The man directed him to go to a certain school and when he got there, he was admitted to the school and given all the necessary things he needed to study. That is how in about 2009 he was working as a teacher with a Shs60,000 (Approx. US$16) monthly salary and took in the first three children. Now he is staring at a Shs1 billion prize from BGT. Is that because of talent, hard work, or luck?
Francesca Negro, an Associate research scientist from the Universidade de Lisboa in Lisbon, Portugal who studies how African dance styles travel to the rest of the world, says the Ghetto Kids’ unique performances “draw from popular African songs and traditional African dance forms with an innovative contemporary twist.”
“Ghetto Kids are proof of the power of dance to transform lives,” he says in an article in the academic journal; The Conversation.
The choreography for the Ghetto Kids Britain’s Got Talent performance was created from a collaboration by two Ugandan choreographers, Nandala Mathew, who travels the world spreading African dance styles in incredible fusions with hip-hop and funk, and Namata Esther, a talented Ugandan choreographer who works with the Ghetto Kids Foundation.
The performance was all about fusion, opening with a nod to US pop star Michael Jackson’s famous pelvic dance move and the sounds of a joyful soukous song which then moved to Afro house sounds (electronic dance music with South African roots) with a sprinkle of coupé-décalé.

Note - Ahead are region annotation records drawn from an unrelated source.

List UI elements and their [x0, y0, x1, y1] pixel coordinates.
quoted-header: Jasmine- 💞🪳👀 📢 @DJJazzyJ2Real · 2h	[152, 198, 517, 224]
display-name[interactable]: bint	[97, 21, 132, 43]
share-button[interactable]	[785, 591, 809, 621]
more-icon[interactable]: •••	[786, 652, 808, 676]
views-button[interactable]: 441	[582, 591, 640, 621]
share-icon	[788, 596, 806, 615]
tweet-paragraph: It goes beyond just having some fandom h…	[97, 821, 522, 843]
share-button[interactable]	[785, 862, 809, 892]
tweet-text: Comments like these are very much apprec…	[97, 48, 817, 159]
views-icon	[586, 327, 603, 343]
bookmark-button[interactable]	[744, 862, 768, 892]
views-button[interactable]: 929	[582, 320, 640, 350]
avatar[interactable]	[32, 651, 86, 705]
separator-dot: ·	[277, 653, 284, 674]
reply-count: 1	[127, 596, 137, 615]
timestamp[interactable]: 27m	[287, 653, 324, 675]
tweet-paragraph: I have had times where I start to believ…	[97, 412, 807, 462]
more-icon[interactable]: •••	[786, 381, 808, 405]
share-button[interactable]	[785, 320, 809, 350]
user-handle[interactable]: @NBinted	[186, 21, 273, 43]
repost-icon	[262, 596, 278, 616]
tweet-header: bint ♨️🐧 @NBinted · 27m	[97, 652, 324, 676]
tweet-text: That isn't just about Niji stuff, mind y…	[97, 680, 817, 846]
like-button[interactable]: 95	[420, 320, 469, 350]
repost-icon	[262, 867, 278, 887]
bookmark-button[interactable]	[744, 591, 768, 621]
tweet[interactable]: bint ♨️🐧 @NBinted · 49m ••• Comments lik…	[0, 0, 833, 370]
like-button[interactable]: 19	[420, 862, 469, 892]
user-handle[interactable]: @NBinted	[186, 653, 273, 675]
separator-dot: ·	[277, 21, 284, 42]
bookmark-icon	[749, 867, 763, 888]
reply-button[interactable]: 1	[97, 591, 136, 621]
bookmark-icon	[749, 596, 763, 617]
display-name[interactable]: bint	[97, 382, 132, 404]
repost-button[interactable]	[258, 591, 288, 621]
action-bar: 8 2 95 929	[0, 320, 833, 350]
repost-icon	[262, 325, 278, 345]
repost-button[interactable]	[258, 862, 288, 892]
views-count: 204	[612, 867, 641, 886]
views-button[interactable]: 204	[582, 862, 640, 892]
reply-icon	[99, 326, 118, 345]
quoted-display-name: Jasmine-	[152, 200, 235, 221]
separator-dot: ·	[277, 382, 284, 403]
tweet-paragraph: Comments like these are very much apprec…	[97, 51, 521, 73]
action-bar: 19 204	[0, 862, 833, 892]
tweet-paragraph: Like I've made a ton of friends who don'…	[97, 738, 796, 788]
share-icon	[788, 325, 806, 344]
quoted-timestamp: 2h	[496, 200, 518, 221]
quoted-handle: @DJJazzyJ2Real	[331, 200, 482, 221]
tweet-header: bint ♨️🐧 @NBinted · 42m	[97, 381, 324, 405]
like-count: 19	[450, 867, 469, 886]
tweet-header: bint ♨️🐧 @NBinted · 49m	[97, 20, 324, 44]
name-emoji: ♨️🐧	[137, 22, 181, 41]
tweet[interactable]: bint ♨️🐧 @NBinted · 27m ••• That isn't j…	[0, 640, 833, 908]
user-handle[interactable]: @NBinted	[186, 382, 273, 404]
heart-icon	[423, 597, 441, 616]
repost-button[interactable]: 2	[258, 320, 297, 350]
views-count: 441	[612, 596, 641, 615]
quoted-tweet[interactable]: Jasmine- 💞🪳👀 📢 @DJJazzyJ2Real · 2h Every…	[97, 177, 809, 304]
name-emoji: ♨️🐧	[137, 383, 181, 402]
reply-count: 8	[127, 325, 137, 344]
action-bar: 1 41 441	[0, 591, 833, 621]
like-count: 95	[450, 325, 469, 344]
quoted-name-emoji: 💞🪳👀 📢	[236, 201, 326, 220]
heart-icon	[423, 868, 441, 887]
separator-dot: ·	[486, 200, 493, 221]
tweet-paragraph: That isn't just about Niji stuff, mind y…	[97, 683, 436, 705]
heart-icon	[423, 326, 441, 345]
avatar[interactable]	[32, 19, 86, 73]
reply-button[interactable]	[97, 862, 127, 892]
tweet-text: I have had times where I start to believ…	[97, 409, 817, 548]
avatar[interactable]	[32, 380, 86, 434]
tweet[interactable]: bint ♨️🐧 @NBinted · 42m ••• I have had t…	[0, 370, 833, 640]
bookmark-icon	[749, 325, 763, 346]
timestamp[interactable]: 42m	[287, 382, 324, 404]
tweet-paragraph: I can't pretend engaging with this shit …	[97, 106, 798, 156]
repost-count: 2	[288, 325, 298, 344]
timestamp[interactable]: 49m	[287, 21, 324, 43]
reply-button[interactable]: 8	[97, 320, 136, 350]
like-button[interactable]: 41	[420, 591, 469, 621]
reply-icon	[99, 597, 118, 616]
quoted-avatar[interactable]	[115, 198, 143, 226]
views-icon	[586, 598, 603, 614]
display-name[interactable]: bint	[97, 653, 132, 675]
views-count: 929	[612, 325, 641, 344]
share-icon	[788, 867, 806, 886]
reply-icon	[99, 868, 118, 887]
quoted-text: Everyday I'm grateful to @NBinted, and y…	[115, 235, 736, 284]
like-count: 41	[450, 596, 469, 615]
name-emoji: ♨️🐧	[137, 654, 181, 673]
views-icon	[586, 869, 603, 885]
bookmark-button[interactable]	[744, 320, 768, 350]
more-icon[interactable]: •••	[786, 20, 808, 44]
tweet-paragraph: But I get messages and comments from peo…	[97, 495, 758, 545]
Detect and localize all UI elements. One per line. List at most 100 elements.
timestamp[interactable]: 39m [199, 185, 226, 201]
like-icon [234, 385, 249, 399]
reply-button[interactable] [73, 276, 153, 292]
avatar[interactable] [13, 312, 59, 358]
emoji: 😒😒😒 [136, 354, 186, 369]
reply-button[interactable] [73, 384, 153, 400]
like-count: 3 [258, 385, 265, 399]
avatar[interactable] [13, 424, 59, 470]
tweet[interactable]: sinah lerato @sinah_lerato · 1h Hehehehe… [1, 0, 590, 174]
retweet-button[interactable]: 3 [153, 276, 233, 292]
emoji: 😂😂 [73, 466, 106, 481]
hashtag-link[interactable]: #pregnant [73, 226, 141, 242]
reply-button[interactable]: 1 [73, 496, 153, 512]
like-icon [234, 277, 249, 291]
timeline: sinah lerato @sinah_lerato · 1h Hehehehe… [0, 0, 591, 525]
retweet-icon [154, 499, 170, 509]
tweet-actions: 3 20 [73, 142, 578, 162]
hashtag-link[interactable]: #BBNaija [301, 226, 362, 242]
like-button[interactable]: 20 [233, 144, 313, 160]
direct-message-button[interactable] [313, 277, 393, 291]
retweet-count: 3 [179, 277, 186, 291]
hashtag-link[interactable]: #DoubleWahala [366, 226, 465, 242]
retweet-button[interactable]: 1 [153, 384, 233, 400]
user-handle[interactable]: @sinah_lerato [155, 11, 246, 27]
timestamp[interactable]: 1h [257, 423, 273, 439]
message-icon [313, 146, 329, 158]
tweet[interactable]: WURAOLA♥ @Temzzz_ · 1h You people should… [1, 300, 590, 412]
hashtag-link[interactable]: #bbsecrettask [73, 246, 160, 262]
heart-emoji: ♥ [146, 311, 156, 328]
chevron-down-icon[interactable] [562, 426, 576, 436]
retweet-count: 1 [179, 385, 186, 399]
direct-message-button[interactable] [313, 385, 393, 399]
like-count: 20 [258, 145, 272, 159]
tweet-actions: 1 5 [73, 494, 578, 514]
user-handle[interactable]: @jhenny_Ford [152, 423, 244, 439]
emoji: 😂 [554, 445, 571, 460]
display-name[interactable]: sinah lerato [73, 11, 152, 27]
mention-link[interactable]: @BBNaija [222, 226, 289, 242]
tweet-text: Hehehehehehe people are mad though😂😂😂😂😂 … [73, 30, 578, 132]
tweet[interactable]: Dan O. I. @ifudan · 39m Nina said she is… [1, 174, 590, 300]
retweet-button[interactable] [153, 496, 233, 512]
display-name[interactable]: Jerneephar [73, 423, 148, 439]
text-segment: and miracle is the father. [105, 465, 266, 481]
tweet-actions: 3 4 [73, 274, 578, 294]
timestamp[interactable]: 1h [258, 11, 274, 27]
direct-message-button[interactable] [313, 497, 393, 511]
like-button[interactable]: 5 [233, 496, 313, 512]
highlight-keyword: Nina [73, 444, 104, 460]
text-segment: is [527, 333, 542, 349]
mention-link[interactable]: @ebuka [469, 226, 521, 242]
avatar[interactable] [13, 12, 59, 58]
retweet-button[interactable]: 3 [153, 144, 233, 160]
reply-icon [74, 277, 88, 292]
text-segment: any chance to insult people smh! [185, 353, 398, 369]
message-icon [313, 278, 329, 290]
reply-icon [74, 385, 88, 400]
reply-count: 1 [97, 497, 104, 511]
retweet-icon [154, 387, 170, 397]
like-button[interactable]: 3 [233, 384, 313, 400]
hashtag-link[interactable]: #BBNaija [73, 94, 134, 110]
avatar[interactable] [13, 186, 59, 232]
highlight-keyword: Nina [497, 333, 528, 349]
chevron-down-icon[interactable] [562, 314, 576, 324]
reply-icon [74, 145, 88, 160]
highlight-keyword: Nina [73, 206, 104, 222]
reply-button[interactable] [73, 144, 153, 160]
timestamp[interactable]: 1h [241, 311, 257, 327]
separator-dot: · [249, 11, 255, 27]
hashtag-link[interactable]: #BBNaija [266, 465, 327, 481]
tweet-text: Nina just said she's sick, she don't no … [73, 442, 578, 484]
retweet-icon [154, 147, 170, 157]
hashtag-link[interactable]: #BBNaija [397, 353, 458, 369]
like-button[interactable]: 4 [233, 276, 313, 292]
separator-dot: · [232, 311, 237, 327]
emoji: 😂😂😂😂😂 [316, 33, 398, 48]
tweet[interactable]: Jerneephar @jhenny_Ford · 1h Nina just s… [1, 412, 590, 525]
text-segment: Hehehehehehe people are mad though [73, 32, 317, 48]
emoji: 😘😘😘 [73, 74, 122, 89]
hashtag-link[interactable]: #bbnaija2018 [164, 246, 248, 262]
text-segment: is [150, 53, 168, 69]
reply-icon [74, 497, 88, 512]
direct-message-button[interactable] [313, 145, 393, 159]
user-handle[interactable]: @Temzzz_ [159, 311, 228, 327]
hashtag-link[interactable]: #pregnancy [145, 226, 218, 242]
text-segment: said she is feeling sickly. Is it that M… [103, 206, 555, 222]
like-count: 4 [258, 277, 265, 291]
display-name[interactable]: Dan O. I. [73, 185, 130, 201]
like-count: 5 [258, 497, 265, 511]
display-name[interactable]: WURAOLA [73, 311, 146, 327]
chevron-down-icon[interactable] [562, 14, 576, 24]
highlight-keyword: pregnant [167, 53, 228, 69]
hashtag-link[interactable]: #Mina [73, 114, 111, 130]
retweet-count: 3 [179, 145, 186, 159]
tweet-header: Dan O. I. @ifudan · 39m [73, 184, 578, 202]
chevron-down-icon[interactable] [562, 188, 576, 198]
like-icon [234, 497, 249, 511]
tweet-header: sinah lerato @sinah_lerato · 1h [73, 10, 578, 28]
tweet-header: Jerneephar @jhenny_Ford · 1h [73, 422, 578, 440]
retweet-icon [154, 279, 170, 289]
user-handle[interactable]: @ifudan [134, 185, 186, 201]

They mixed some traditional steps of these styles with a few other moves from the numerous fascinating dances of the Ugandan repertoire.
Francesca Negro says Uganda traditional dances include ding dong (a children’s play dance from the Acholi people), agwara (a ritual dance today used in wedding and funeral ceremonies), ekoche (a courtship dance of the Lango people), ekizino (from the Bakiga people) and ekitaguriro (from the Banyankore people, also called the cow dance and based on the movements of the cow). Together with several other Ugandan dances they represent one of the richest living dance archives on the continent.
“Add to this the personal facial and bodily interpretations of the young dancers and you have a mix that’s absolutely fresh,” he says.
What makes them unique?
The combination of tradition and innovation is perfectly mastered by Ghetto Kids. Their iconic moves reflect the flux of artistic and cultural influence that exists between sub-Saharan African countries.
The group is also aware of the power of both displaying and dispelling stereotypical images of Africa through surprising and funny interpretations of their influences. The iconography of the traditional African village, of rural landscapes and even of African swag (dressing in fancy hats and jackets) are used to propose their own attitude towards life.
A mix of self-confidence, irony and joyful optimism exude from all of their videos and performances. They embrace who they really are and are willing to share their recipe for happiness.
Why Ghetto Kids matter
Ghetto Kids founder Dauda has often spoken of being a street kid himself, unable to afford to go to school. A stranger funded his education and he promised himself he’d do the same for others; he started his foundation after graduating as a math teacher.
Francesca Negro says Dauda’s mission takes on particular importance in Uganda, a country that has struggled for decades with civil wars where children have been victims of unstable political conditions as well as abduction and abuse from militant groups like the Lord’s Resistance Army and where malaria, respiratory infections and Aids have ended many young lives.
In this context, keeping children visible is also a strategy to protect their lives, to make them count, to stimulate their growth and education, to repair the violence of the past and to denounce their social conditions.
“Triplets Ghetto Kids are the expression of the need to convert historical weakness into strengths for the whole community. They are dancing for their education and survival, and they will succeed,” says Negro. But don’t believe me – just watch!